I have to lug around a small suitcase with everything I need in it; like my passport, Nevada I.D., bank information, etc. A lot of times I ran into people with it. As I walked by a man at a ticket machine, he stepped on my suitcase. He said to me, looking straight at me, “Oh, I’m sorry, sir .” His girlfriend, who was standing by him, giggled. I said to myself “okay, you want to f–k with me”. So I said, “Oh, it’s all right, ma’am.” His girlfriend began howling. She thought my remark funny. I said, “A good one, huh?” She answered, “Oh, yeah.” and began laughing again. The man did not like my remark. But I got him back. The men like to do that to me, call me a man. I in no way, shape or form look like a man. If I look like a man, I’m a very feminine man. Always playing mind games. The idiots!

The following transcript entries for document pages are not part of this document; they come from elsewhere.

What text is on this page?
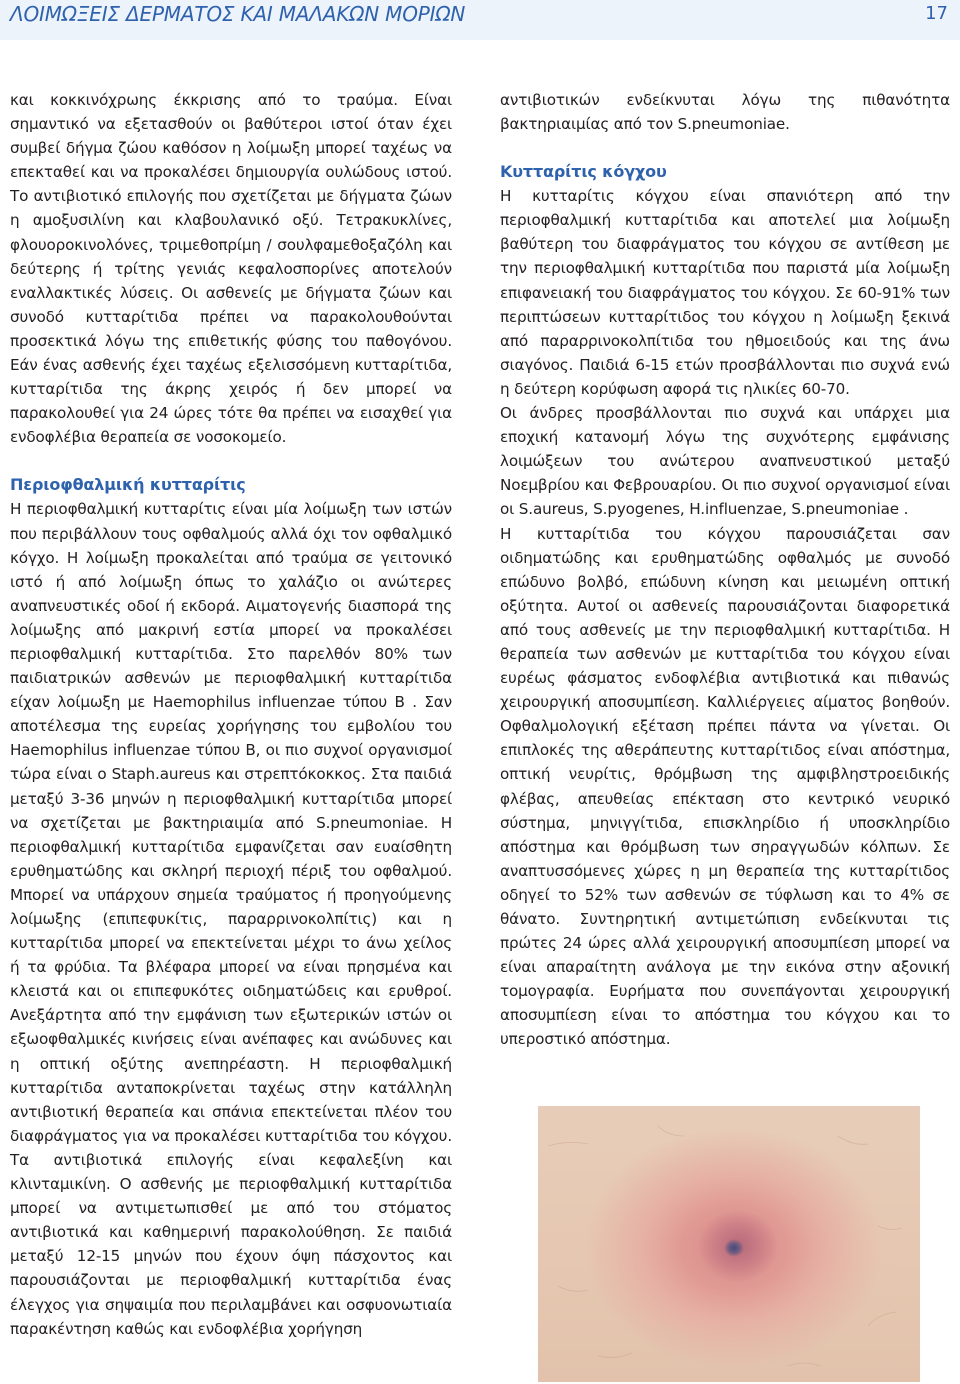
ΛΟΙΜΩΞΕΙΣ ΔΕΡΜΑΤΟΣ ΚΑΙ ΜΑΛΑΚΩΝ ΜΟΡΙΩΝ	17

και κοκκινόχρωης έκκρισης από το τραύμα. Είναι σημαντικό να εξετασθούν οι βαθύτεροι ιστοί όταν έχει συμβεί δήγμα ζώου καθόσον η λοίμωξη μπορεί ταχέως να επεκταθεί και να προκαλέσει δημιουργία ουλώδους ιστού. Το αντιβιοτικό επιλογής που σχετίζεται με δήγματα ζώων η αμοξυσιλίνη και κλαβουλανικό οξύ. Τετρακυκλίνες, φλουοροκινολόνες, τριμεθοπρίμη / σουλφαμεθοξαζόλη και δεύτερης ή τρίτης γενιάς κεφαλοσπορίνες αποτελούν εναλλακτικές λύσεις. Οι ασθενείς με δήγματα ζώων και συνοδό κυτταρίτιδα πρέπει να παρακολουθούνται προσεκτικά λόγω της επιθετικής φύσης του παθογόνου. Εάν ένας ασθενής έχει ταχέως εξελισσόμενη κυτταρίτιδα, κυτταρίτιδα της άκρης χειρός ή δεν μπορεί να παρακολουθεί για 24 ώρες τότε θα πρέπει να εισαχθεί για ενδοφλέβια θεραπεία σε νοσοκομείο.

Περιοφθαλμική κυτταρίτις

Η περιοφθαλμική κυτταρίτις είναι μία λοίμωξη των ιστών που περιβάλλουν τους οφθαλμούς αλλά όχι τον οφθαλμικό κόγχο. Η λοίμωξη προκαλείται από τραύμα σε γειτονικό ιστό ή από λοίμωξη όπως το χαλάζιο οι ανώτερες αναπνευστικές οδοί ή εκδορά. Αιματογενής διασπορά της λοίμωξης από μακρινή εστία μπορεί να προκαλέσει περιοφθαλμική κυτταρίτιδα. Στο παρελθόν 80% των παιδιατρικών ασθενών με περιοφθαλμική κυτταρίτιδα είχαν λοίμωξη με Haemophilus influenzae τύπου Β . Σαν αποτέλεσμα της ευρείας χορήγησης του εμβολίου του Haemophilus influenzae τύπου Β, οι πιο συχνοί οργανισμοί τώρα είναι ο Staph.aureus και στρεπτόκοκκος. Στα παιδιά μεταξύ 3-36 μηνών η περιοφθαλμική κυτταρίτιδα μπορεί να σχετίζεται με βακτηριαιμία από S.pneumoniae. Η περιοφθαλμική κυτταρίτιδα εμφανίζεται σαν ευαίσθητη ερυθηματώδης και σκληρή περιοχή πέριξ του οφθαλμού. Μπορεί να υπάρχουν σημεία τραύματος ή προηγούμενης λοίμωξης (επιπεφυκίτις, παραρρινοκολπίτις) και η κυτταρίτιδα μπορεί να επεκτείνεται μέχρι το άνω χείλος ή τα φρύδια. Τα βλέφαρα μπορεί να είναι πρησμένα και κλειστά και οι επιπεφυκότες οιδηματώδεις και ερυθροί. Ανεξάρτητα από την εμφάνιση των εξωτερικών ιστών οι εξωοφθαλμικές κινήσεις είναι ανέπαφες και ανώδυνες και η οπτική οξύτης ανεπηρέαστη. Η περιοφθαλμική κυτταρίτιδα ανταποκρίνεται ταχέως στην κατάλληλη αντιβιοτική θεραπεία και σπάνια επεκτείνεται πλέον του διαφράγματος για να προκαλέσει κυτταρίτιδα του κόγχου. Τα αντιβιοτικά επιλογής είναι κεφαλεξίνη και κλινταμικίνη. Ο ασθενής με περιοφθαλμική κυτταρίτιδα μπορεί να αντιμετωπισθεί με από του στόματος αντιβιοτικά και καθημερινή παρακολούθηση. Σε παιδιά μεταξύ 12-15 μηνών που έχουν όψη πάσχοντος και παρουσιάζονται με περιοφθαλμική κυτταρίτιδα ένας έλεγχος για σηψαιμία που περιλαμβάνει και οσφυονωτιαία παρακέντηση καθώς και ενδοφλέβια χορήγηση

αντιβιοτικών ενδείκνυται λόγω της πιθανότητα βακτηριαιμίας από τον S.pneumoniae.

Κυτταρίτις κόγχου

Η κυτταρίτις κόγχου είναι σπανιότερη από την περιοφθαλμική κυτταρίτιδα και αποτελεί μια λοίμωξη βαθύτερη του διαφράγματος του κόγχου σε αντίθεση με την περιοφθαλμική κυτταρίτιδα που παριστά μία λοίμωξη επιφανειακή του διαφράγματος του κόγχου. Σε 60-91% των περιπτώσεων κυτταρίτιδος του κόγχου η λοίμωξη ξεκινά από παραρρινοκολπίτιδα του ηθμοειδούς και της άνω σιαγόνος. Παιδιά 6-15 ετών προσβάλλονται πιο συχνά ενώ η δεύτερη κορύφωση αφορά τις ηλικίες 60-70.

Οι άνδρες προσβάλλονται πιο συχνά και υπάρχει μια εποχική κατανομή λόγω της συχνότερης εμφάνισης λοιμώξεων του ανώτερου αναπνευστικού μεταξύ Νοεμβρίου και Φεβρουαρίου. Οι πιο συχνοί οργανισμοί είναι οι S.aureus, S.pyogenes, H.influenzae, S.pneumoniae .

Η κυτταρίτιδα του κόγχου παρουσιάζεται σαν οιδηματώδης και ερυθηματώδης οφθαλμός με συνοδό επώδυνο βολβό, επώδυνη κίνηση και μειωμένη οπτική οξύτητα. Αυτοί οι ασθενείς παρουσιάζονται διαφορετικά από τους ασθενείς με την περιοφθαλμική κυτταρίτιδα. Η θεραπεία των ασθενών με κυτταρίτιδα του κόγχου είναι ευρέως φάσματος ενδοφλέβια αντιβιοτικά και πιθανώς χειρουργική αποσυμπίεση. Καλλιέργειες αίματος βοηθούν. Οφθαλμολογική εξέταση πρέπει πάντα να γίνεται. Οι επιπλοκές της αθεράπευτης κυτταρίτιδος είναι απόστημα, οπτική νευρίτις, θρόμβωση της αμφιβληστροειδικής φλέβας, απευθείας επέκταση στο κεντρικό νευρικό σύστημα, μηνιγγίτιδα, επισκληρίδιο ή υποσκληρίδιο απόστημα και θρόμβωση των σηραγγωδών κόλπων. Σε αναπτυσσόμενες χώρες η μη θεραπεία της κυτταρίτιδος οδηγεί το 52% των ασθενών σε τύφλωση και το 4% σε θάνατο. Συντηρητική αντιμετώπιση ενδείκνυται τις πρώτες 24 ώρες αλλά χειρουργική αποσυμπίεση μπορεί να είναι απαραίτητη ανάλογα με την εικόνα στην αξονική τομογραφία. Ευρήματα που συνεπάγονται χειρουργική αποσυμπίεση είναι το απόστημα του κόγχου και το υπεροστικό απόστημα.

And yesterday, when I was leaving the library, a man waiting for the computer, said to the woman sitting next to him, “Do you know who she is?” The woman answered “No.” He said to her “She’s one of those government conspiracy nuts!” He made sure I heard his remark. That’s another one of the games they play with us. Always calling us nuts. The man can call me nuts all he wants, but in the end, I will win. It seems Americans are afraid of being called nuts, crazy, mentally ill. I can understand why. Anytime there’s a killing, the media, or politicians, all come out using words like mentally ill, etc. And they use it non-stop. So people are afraid of the word mentally ill, crazy or nuts. We know what they do to mentally ill people. We put them on trial and abuse them in a mental ward, or put them in prison.
Anyway, today is one of those days, I don’t want to be harassed. Just the thought of coming out today made me sick to my stomach. I want to be left alone without some idiot standing close to me, making constant remarks about my appearance, hitting me with electricity, calling me a man, I’m sick of all the jerks. I know I’ll survive today and all the other days but I wish the jerks would leave me alone! The only way I’ve been able to survive is cursing them under my breath. As I walk away from them., I repeat under my breath, I wish they die, die, die. Just like this very minute. The woman sitting next to me is talking to herself and making “um, um, um” noises. Why the hell can’t she use the computer without all the “uming”?
I don’t want to be thrown out of the library again. I hope I can keep my mouth today. I’m not feeling very loving toward anyone today,. I’m sick of the human race. I wish I could be a bird.